Consequence: if $\sigma(T)$ is not finite, then there is no polynomial $P$ such that $p(T)=0$.

An Example: $X=l^2$, $T(x_1,x_2,....)=(0,x_1,x_2,...)$. We have $\sigma(T)=\{ z \in \mathbb C: |z| \le 1\}$.

Solution 3:

You don't need anything complicated to show that in infinite dimensional space minimal polynomials do not exist in general. Take the simplest infinite dimensional space $K[X]$, and consider the linear operator $\phi$ of multiplication by any non-constant polynomial, say $X$ to keep it a simple as possible. It is easy to see that $P[\phi]$ is multiplication by $P[X]=P$ for any $P\in K[X]$, so this is the zero operator only if $P=0$.

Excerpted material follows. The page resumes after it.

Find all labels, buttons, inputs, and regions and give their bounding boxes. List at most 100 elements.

(The more general case of a non-constant polynomial $Q$ in the place of $X$ requires you to think about what $P[Q]$ is, the result of substituting $Q$ for $X$ into $P$, and notably when it is$~0$. But one easily sees the (leading) coefficient of $X^{(\deg P)(\deg Q)}$ in $P[Q]$ is nonzero when $P\neq 0$, so there is no minimal polynomial here either.)

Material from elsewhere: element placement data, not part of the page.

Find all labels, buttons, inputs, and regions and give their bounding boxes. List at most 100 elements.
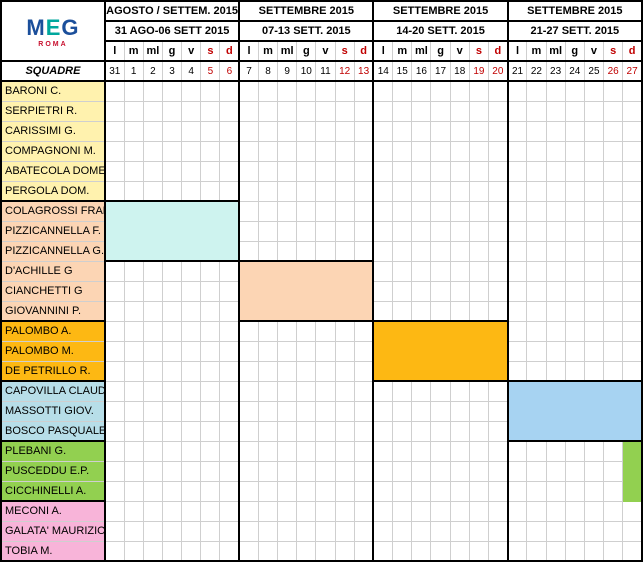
- day-cell: [565, 501, 584, 521]
- day-cell: [239, 141, 258, 161]
- day-cell: [508, 101, 527, 121]
- day-cell: [431, 341, 450, 361]
- day-cell: [565, 161, 584, 181]
- day-cell: [584, 141, 603, 161]
- day-cell: [278, 221, 297, 241]
- day-cell: [316, 161, 335, 181]
- day-cell: [124, 341, 143, 361]
- dow-label: ml: [546, 41, 565, 61]
- day-cell: [105, 81, 124, 101]
- month-header: AGOSTO / SETTEM. 2015: [105, 1, 239, 21]
- day-cell: [373, 341, 392, 361]
- day-cell: [431, 141, 450, 161]
- day-cell: [623, 241, 642, 261]
- day-cell: [105, 241, 124, 261]
- day-cell: [239, 401, 258, 421]
- day-cell: [565, 381, 584, 401]
- day-cell: [143, 261, 162, 281]
- day-cell: [508, 421, 527, 441]
- day-cell: [162, 141, 181, 161]
- day-cell: [354, 341, 373, 361]
- day-cell: [278, 521, 297, 541]
- day-cell: [124, 121, 143, 141]
- day-cell: [182, 481, 201, 501]
- day-cell: [604, 541, 623, 561]
- day-cell: [258, 461, 277, 481]
- day-cell: [450, 101, 469, 121]
- day-cell: [623, 281, 642, 301]
- day-cell: [297, 81, 316, 101]
- day-cell: [201, 121, 220, 141]
- day-cell: [239, 201, 258, 221]
- day-cell: [201, 261, 220, 281]
- day-cell: [297, 501, 316, 521]
- day-cell: [182, 101, 201, 121]
- day-cell: [201, 341, 220, 361]
- day-cell: [162, 241, 181, 261]
- day-cell: [143, 161, 162, 181]
- day-cell: [508, 341, 527, 361]
- day-number: 5: [201, 61, 220, 81]
- day-cell: [373, 281, 392, 301]
- month-header: SETTEMBRE 2015: [239, 1, 373, 21]
- day-cell: [335, 381, 354, 401]
- day-cell: [258, 361, 277, 381]
- day-cell: [201, 401, 220, 421]
- day-cell: [258, 381, 277, 401]
- day-cell: [488, 541, 507, 561]
- day-cell: [450, 341, 469, 361]
- day-cell: [604, 241, 623, 261]
- day-cell: [565, 121, 584, 141]
- day-cell: [431, 401, 450, 421]
- day-cell: [182, 501, 201, 521]
- day-cell: [124, 461, 143, 481]
- day-cell: [316, 201, 335, 221]
- day-cell: [239, 121, 258, 141]
- day-cell: [278, 301, 297, 321]
- day-cell: [393, 401, 412, 421]
- day-cell: [182, 521, 201, 541]
- day-cell: [220, 501, 239, 521]
- day-cell: [162, 521, 181, 541]
- day-cell: [182, 361, 201, 381]
- day-cell: [488, 261, 507, 281]
- day-cell: [239, 161, 258, 181]
- day-cell: [335, 321, 354, 341]
- day-cell: [508, 461, 527, 481]
- day-cell: [316, 541, 335, 561]
- day-cell: [239, 461, 258, 481]
- day-cell: [373, 101, 392, 121]
- day-cell: [201, 501, 220, 521]
- day-cell: [527, 381, 546, 401]
- day-cell: [565, 181, 584, 201]
- day-cell: [373, 501, 392, 521]
- day-cell: [565, 241, 584, 261]
- day-cell: [565, 441, 584, 461]
- day-cell: [431, 121, 450, 141]
- dow-label: d: [623, 41, 642, 61]
- day-cell: [546, 181, 565, 201]
- day-cell: [201, 461, 220, 481]
- month-header: SETTEMBRE 2015: [508, 1, 642, 21]
- day-cell: [604, 121, 623, 141]
- day-cell: [162, 441, 181, 461]
- day-cell: [527, 241, 546, 261]
- day-cell: [412, 221, 431, 241]
- day-cell: [393, 541, 412, 561]
- day-cell: [162, 181, 181, 201]
- day-cell: [162, 81, 181, 101]
- day-cell: [105, 201, 124, 221]
- day-cell: [201, 521, 220, 541]
- day-cell: [488, 421, 507, 441]
- day-cell: [124, 261, 143, 281]
- day-cell: [565, 221, 584, 241]
- day-cell: [162, 421, 181, 441]
- day-cell: [239, 421, 258, 441]
- day-cell: [124, 281, 143, 301]
- day-cell: [239, 101, 258, 121]
- day-cell: [565, 481, 584, 501]
- day-cell: [527, 141, 546, 161]
- day-cell: [182, 321, 201, 341]
- day-cell: [201, 101, 220, 121]
- day-cell: [335, 281, 354, 301]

Note that these operators have no eigenvalues at all either: multiplication of a nonzero polynomial $S$ by a non-constant polynomial never gives a scalar multiple of$~S$, by degree consideration. So here, contrary to the examples by Fred and Gribouillis, it is certainly not the too great abundance of eigenvalues (as eigenvalues have to be among the roots of any annihilating polynomial) that is obstructing the existence of a minimal polynomial.

Solution 4:

You can consider the linear space $X$ of all complex continuous functions on $[0,1]$ and let $Tf=\int_{0}^{x}f(t)dt$ be the integration operator, which is definitely linear on $X$. The operator $T$ has no minimal polynomial. To see why, first notice that $(T-\lambda I)$ has trivial kernel for $\lambda \ne 0$ because $Tf=\lambda f$ forces $g(x)=\int_{0}^{x}f(t)dt$ to satisfy $$ g'(x)=\frac{1}{\lambda}g(x),\;\; g(0)=0, $$ which has the unique solution $g(x)\equiv 0$.

Therefore, if $T$ has a minimal polynomial, it could only have the form $T^n=0$ for some $n$ which would force $g=T^nf$ to be identically $0$ for all $f$, and differentiating $n$ times would give $f=0$ for all $f$.